Padahal tembok itu hasil bantuan gotong royong tetangga.

Sejak saat itu ayahnya sering berkata, “Orang miskin kadang kalah sama data.”

Kalimat itu tiba-tiba terngiang lagi di kepala Arif.

Menjelang sore mereka mendatangi rumah terakhir.

Seorang anak perempuan sedang duduk di teras sambil memegang buku lusuh.

Namanya Nisa. Umurnya empat belas tahun.

Menurut data, ia tercatat putus sekolah.

“Sekolah nggak, Dik?” tanya Bu Ratna lembut.

Nisa menunduk.

“Berhenti.”

“Kenapa?”

“Bapak sakit.”

Ibunya keluar membawa kursi plastik.

“Dia sebenarnya pintar,” katanya lirih. “Dulu ranking terus.”

“Sekarang bantu jual gorengan.”

Arif melihat mata anak itu.

Ada sesuatu yang membuat dadanya sesak.

“Ada keinginan sekolah lagi?” tanya Bu Ratna.

Nisa mengangguk pelan.

“Iya.”

Sunyi beberapa detik.

Di kejauhan terdengar suara azan asar dari mushala desa.

Angin sore meniup daun-daun pisang di samping rumah.

Entah kenapa, Arif merasa data di layar ponselnya tiba-tiba menjadi sangat kecil dibanding kenyataan di depannya.

Satu baris data hanya tertulis: perempuan, 14 tahun, tidak sekolah.

Padahal di balik itu ada mimpi yang tertunda. Ada ayah sakit. Ada dapur yang harus tetap mengepul.

*

Malamnya Arif pulang dengan tubuh lelah.

Istrinya sudah tidur bersama anak mereka.

Ia membuka laptop di meja makan.

Puluhan data harus diinput malam itu juga.

Status rumah. Jenis lantai. Kepemilikan jamban. Pendidikan. Penghasilan.
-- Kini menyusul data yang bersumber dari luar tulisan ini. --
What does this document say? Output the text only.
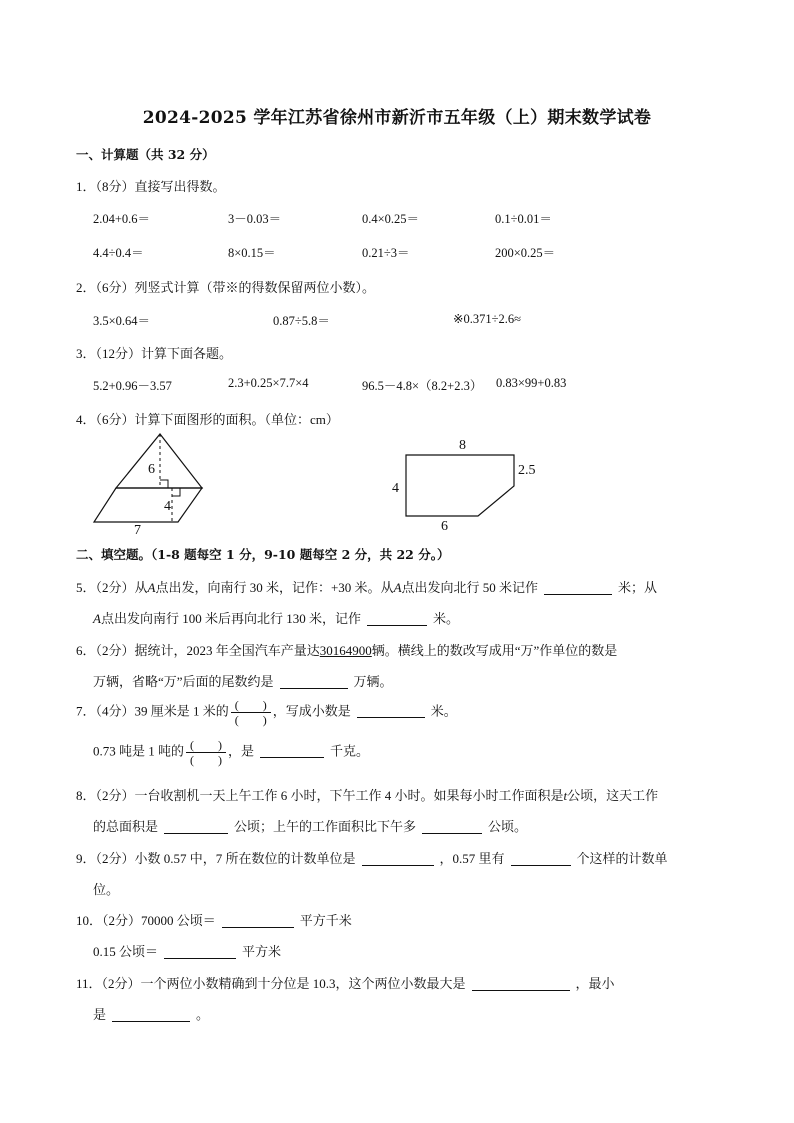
2024-2025 学年江苏省徐州市新沂市五年级（上）期末数学试卷
一、计算题（共 32 分）
1．（8分）直接写出得数。
2.04+0.6＝	3－0.03＝	0.4×0.25＝	0.1÷0.01＝
4.4÷0.4＝	8×0.15＝	0.21÷3＝	200×0.25＝
2．（6分）列竖式计算（带※的得数保留两位小数）。
3.5×0.64＝	0.87÷5.8＝	※0.371÷2.6≈
3．（12分）计算下面各题。
5.2+0.96－3.57	2.3+0.25×7.7×4	96.5－4.8×（8.2+2.3） 0.83×99+0.83
4．（6分）计算下面图形的面积。（单位：cm）
6
4
7
8
2.5
4
6
二、填空题。（1-8 题每空 1 分，9-10 题每空 2 分，共 22 分。）
5．（2分）从A点出发，向南行 30 米，记作：+30 米。从A点出发向北行 50 米记作	米；从
A点出发向南行 100 米后再向北行 130 米，记作	米。
6．（2分）据统计，2023 年全国汽车产量达30164900辆。横线上的数改写成用“万”作单位的数是
万辆，省略“万”后面的尾数约是	万辆。
7．（4分）39 厘米是 1 米的 $\frac{( )}{( )}$ ，写成小数是	米。
0.73 吨是 1 吨的 $\frac{( )}{( )}$ ，是	千克。
8．（2分）一台收割机一天上午工作 6 小时，下午工作 4 小时。如果每小时工作面积是t公顷，这天工作
的总面积是	公顷；上午的工作面积比下午多	公顷。
9．（2分）小数 0.57 中，7 所在数位的计数单位是	，0.57 里有	个这样的计数单
位。
10．（2分）70000 公顷＝	平方千米
0.15 公顷＝	平方米
11．（2分）一个两位小数精确到十分位是 10.3，这个两位小数最大是	，最小
是	。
Jarinya bergerak cepat di keyboard.

Tetapi pikirannya melayang ke rumah nomor 27.

Juga ke mata Nisa.

Ia tiba-tiba sadar bahwa pekerjaan mereka sebenarnya bukan sekadar memperbaiki data.

Mereka sedang menentukan siapa yang akan dibantu negara.

Siapa yang berhak mendapat perhatian.

Dan siapa yang mungkin kembali dilupakan.

Ponselnya berbunyi.

Pesan dari grup ASN Ground Check.

“Besok semua tim kumpul jam 7 pagi. Ada tambahan anomali baru.”

Arif menghela napas panjang.

Data memang seperti jalan panjang yang tidak pernah selesai.

Selalu ada perubahan. Selalu ada ketidaksesuaian.

Karena hidup manusia memang tidak pernah benar-benar bisa dimasukkan ke dalam kotak-kotak statistik.

Ia menutup laptop sebentar lalu keluar rumah.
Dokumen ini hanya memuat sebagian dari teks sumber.